Prime Prep draws students from 19 school districts, but only those who reside in the Dallas Independent School District are allowed to play varsity sports in the first year of the school’s existence.
Aaron Emeyabbi, football coach at Ferris High, said he suggested that District 11-3A ban Prime Prep this season from all sports, at all levels, and the executive committee agreed.
“Our senior football players are now only going to get nine games in their last year,” Emeyabbi said. “If Prime Prep Academy forced us to drastically alter everybody’s varsity schedule, they would not hesitate to do the same on the JV level. It would be one thing if the paperwork was done right, but it’s not. To me, it’s not about Deion Sanders and Prime Prep, it’s about what’s best for the people of Ferris.”
D.L. Wallace, Sanders’ business partner and co-founder of Prime Prep, said the school probably would appeal.
“I have not been forwarded the meeting minutes,” said Wallace. “If they are outlined the way I heard it from our interim athletic director, there certainly will be an appeal coming. If the district executive committee made that ruling, it is outside their scope of powers.”
Sanders said his school has been aboveboard in all athletic matters, adding he’s driving four hours a day to help inner-city Dallas students.
“They can’t do that,” he said of the district vote. “We are in the good graces of the (University Interscholastic League). The district is just upset about the athletes we’re getting and my hiring of Ray Forsett (from nationally ranked Grace Prep in Arlington, Texas) as basketball coach. This isn’t about athletics. It’s about education. The dropout rate in Dallas is 53%, and we’re trying to change that.”
Mark Cousins, director of athletics for the University Interscholastic League, the state’s main governing body for high school activities, said it’s common for a new school to have difficulty gearing up to varsity competition.

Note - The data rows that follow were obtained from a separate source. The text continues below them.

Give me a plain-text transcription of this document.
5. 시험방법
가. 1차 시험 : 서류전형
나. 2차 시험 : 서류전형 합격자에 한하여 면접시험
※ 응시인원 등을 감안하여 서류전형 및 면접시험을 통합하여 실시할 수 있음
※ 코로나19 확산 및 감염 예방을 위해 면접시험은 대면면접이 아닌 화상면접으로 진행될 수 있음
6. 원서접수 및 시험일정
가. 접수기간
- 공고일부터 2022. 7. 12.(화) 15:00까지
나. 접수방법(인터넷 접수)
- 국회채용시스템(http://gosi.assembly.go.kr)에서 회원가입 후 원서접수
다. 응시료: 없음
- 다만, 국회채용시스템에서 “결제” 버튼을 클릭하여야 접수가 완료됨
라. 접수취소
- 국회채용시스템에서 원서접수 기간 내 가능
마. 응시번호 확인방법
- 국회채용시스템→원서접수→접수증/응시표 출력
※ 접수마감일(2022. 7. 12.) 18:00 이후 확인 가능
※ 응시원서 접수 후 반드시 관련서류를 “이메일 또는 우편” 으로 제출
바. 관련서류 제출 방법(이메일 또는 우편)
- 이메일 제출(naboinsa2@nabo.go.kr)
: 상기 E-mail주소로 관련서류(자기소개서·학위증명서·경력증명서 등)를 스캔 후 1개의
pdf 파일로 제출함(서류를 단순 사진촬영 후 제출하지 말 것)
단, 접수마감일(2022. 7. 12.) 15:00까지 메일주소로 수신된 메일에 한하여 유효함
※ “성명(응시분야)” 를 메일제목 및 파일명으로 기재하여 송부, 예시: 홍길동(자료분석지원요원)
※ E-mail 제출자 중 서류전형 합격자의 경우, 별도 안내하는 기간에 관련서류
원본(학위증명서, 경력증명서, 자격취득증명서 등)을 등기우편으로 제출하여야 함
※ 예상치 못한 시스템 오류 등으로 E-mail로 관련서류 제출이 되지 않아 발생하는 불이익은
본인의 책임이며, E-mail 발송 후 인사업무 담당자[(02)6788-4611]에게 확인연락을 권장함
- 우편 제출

“It’s not unusual for new school and it’s not unusual for schools that have been in existence for a while,” Cousins said. “There are any number of reasons a school may have to drop from varsity competition.”
Like Wallace, Cousins said he hadn’t received the minutes from the 11-3A meeting.
“We don’t know anything official yet,” Cousins said. “If it is as reported, (Prime Prep) would certainly have an appeal to the state executive committee.”
For now, Parish Episcopal (Dallas) football coach Scott Nady said he still expects his team, which plays in the Texas Association of Private and Private Schools, to play Prime Prep in its football opener Aug. 31.
“We are 100% planning on playing the game,” Nady said. “The most important thing for us is that 100 kids get to play a football game. It’s impossible to get another game this late. If they couldn’t play, it would be terrible.”